A few caveats must be considered re the above. There are many different wage series, all of which come out later than the one I used, so we’ll need to see what they do in this regard. The most important caveat is that if the war ends and the oil supply goes back to something close to prewar supplies, inflation will come down and real wages should start to grow again. Also, there are some signs—though I’m not certain how reliable they are—that the American job-creation machine is running in a higher gear. If that’s so, we should see the labor market tighten and that could boost nominal wage growth.
But if there’s one theme two themes I keep coming back to in this Substack, it’s that a) policy matters, and bad policy will eventually show its works, and b) this administration is pushing hard in the wrong direction on affordability. While that conversation often takes place in price terms, the buying power of the wage is, of course, a critical piece of this puzzle.






Might be worth running the CPI without fuel. Wonder in the nominal wage slowdown is about sectoral composition of recent job growth…

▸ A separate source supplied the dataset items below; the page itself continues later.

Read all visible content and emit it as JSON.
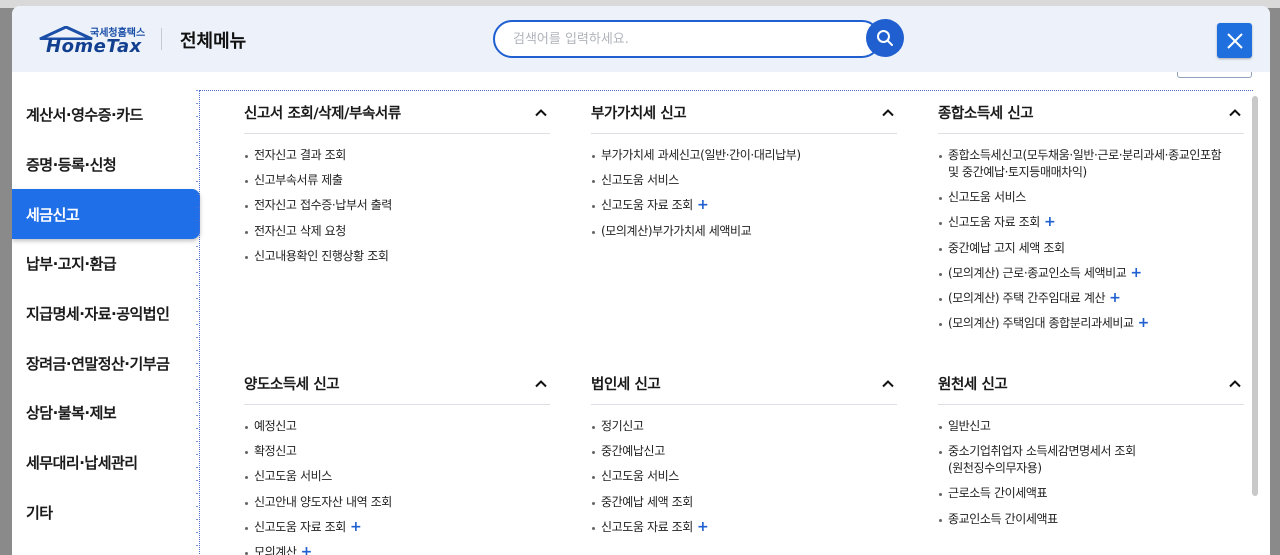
{
  "header": {
    "logo_sub": "국세청홈택스",
    "logo_main": "HomeTax",
    "title": "전체메뉴",
    "search_placeholder": "검색어를 입력하세요."
  },
  "sidebar": {
    "items": [
      {
        "label": "계산서·영수증·카드",
        "active": false
      },
      {
        "label": "증명·등록·신청",
        "active": false
      },
      {
        "label": "세금신고",
        "active": true
      },
      {
        "label": "납부·고지·환급",
        "active": false
      },
      {
        "label": "지급명세·자료·공익법인",
        "active": false
      },
      {
        "label": "장려금·연말정산·기부금",
        "active": false
      },
      {
        "label": "상담·불복·제보",
        "active": false
      },
      {
        "label": "세무대리·납세관리",
        "active": false
      },
      {
        "label": "기타",
        "active": false
      }
    ]
  },
  "sections": [
    {
      "title": "신고서 조회/삭제/부속서류",
      "items": [
        {
          "label": "전자신고 결과 조회",
          "plus": false
        },
        {
          "label": "신고부속서류 제출",
          "plus": false
        },
        {
          "label": "전자신고 접수증·납부서 출력",
          "plus": false
        },
        {
          "label": "전자신고 삭제 요청",
          "plus": false
        },
        {
          "label": "신고내용확인 진행상황 조회",
          "plus": false
        }
      ]
    },
    {
      "title": "부가가치세 신고",
      "items": [
        {
          "label": "부가가치세 과세신고(일반·간이·대리납부)",
          "plus": false
        },
        {
          "label": "신고도움 서비스",
          "plus": false
        },
        {
          "label": "신고도움 자료 조회",
          "plus": true
        },
        {
          "label": "(모의계산)부가가치세 세액비교",
          "plus": false
        }
      ]
    },
    {
      "title": "종합소득세 신고",
      "items": [
        {
          "label": "종합소득세신고(모두채움·일반·근로·분리과세·종교인포함",
          "label2": "및 중간예납·토지등매매차익)",
          "plus": false
        },
        {
          "label": "신고도움 서비스",
          "plus": false
        },
        {
          "label": "신고도움 자료 조회",
          "plus": true
        },
        {
          "label": "중간예납 고지 세액 조회",
          "plus": false
        },
        {
          "label": "(모의계산) 근로·종교인소득 세액비교",
          "plus": true
        },
        {
          "label": "(모의계산) 주택 간주임대료 계산",
          "plus": true
        },
        {
          "label": "(모의계산) 주택임대 종합분리과세비교",
          "plus": true
        }
      ]
    },
    {
      "title": "양도소득세 신고",
      "items": [
        {
          "label": "예정신고",
          "plus": false
        },
        {
          "label": "확정신고",
          "plus": false
        },
        {
          "label": "신고도움 서비스",
          "plus": false
        },
        {
          "label": "신고안내 양도자산 내역 조회",
          "plus": false
        },
        {
          "label": "신고도움 자료 조회",
          "plus": true
        },
        {
          "label": "모의계산",
          "plus": true
        }
      ]
    },
    {
      "title": "법인세 신고",
      "items": [
        {
          "label": "정기신고",
          "plus": false
        },
        {
          "label": "중간예납신고",
          "plus": false
        },
        {
          "label": "신고도움 서비스",
          "plus": false
        },
        {
          "label": "중간예납 세액 조회",
          "plus": false
        },
        {
          "label": "신고도움 자료 조회",
          "plus": true
        }
      ]
    },
    {
      "title": "원천세 신고",
      "items": [
        {
          "label": "일반신고",
          "plus": false
        },
        {
          "label": "중소기업취업자 소득세감면명세서 조회",
          "label2": "(원천징수의무자용)",
          "plus": false
        },
        {
          "label": "근로소득 간이세액표",
          "plus": false
        },
        {
          "label": "종교인소득 간이세액표",
          "plus": false
        }
      ]
    }
  ],
  "icons": {
    "search": "search-icon",
    "close": "close-icon",
    "chevron": "chevron-up-icon"
  },
  "colors": {
    "accent": "#1f5fd0",
    "active_bg": "#1f6fe8",
    "header_bg": "#edf2fa"
  }
}
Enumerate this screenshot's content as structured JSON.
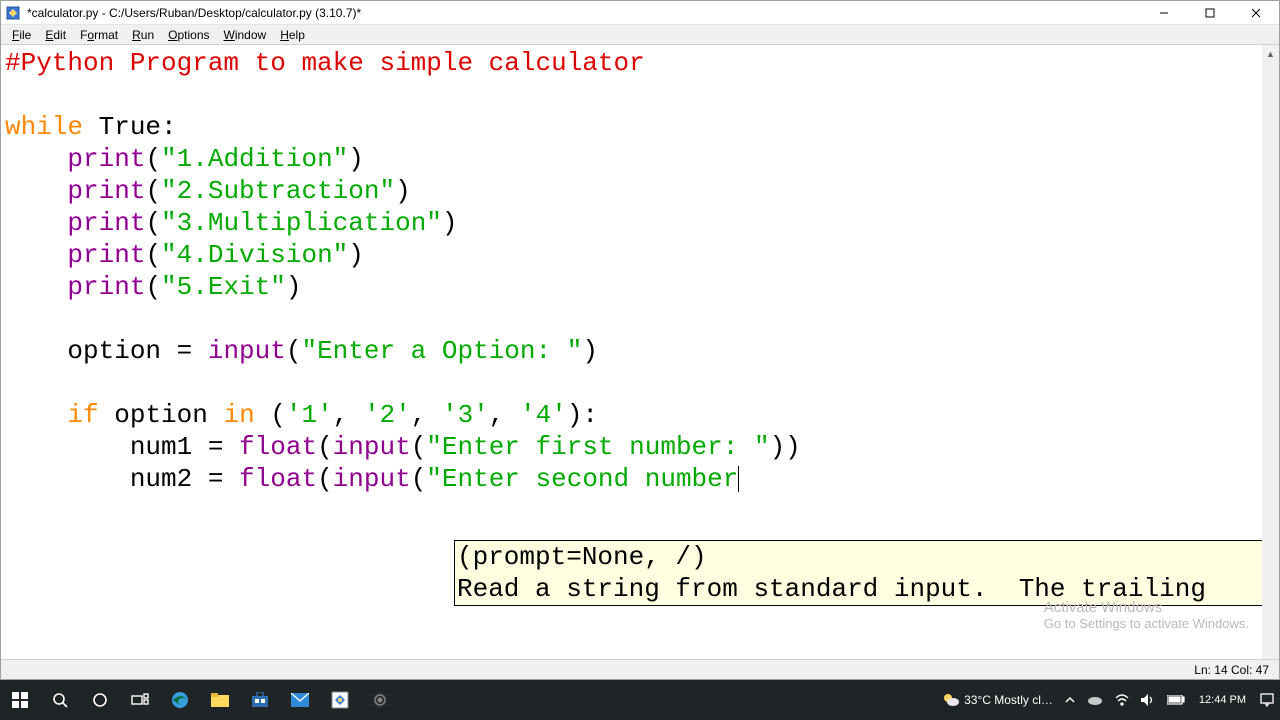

Typical families respond to inflation by taking on additional debt or second jobs to maintain spending levels. There are signs that debt service is becoming a problem. The inflation we’re experiencing could trigger interest rate increases, which will cause even more problems with debt service. We’ve had fifty years of fiscal policies that benefit the wealthy at the expense of all others (lower income tax rates, lower capital gains tax rates, higher exemptions from inheritance taxes). We’ve had 40+ years of rulings from the Supreme Court that tip the balance of bargaining power to employers. The middle and working classes have been stretched to the point where modest inflation and modest interest rates (6% mortgage rates are not that high on a historical basis) cause meaningful problems. Now, we have moderate inflation and moderate interest rates and we’re about to have major problems.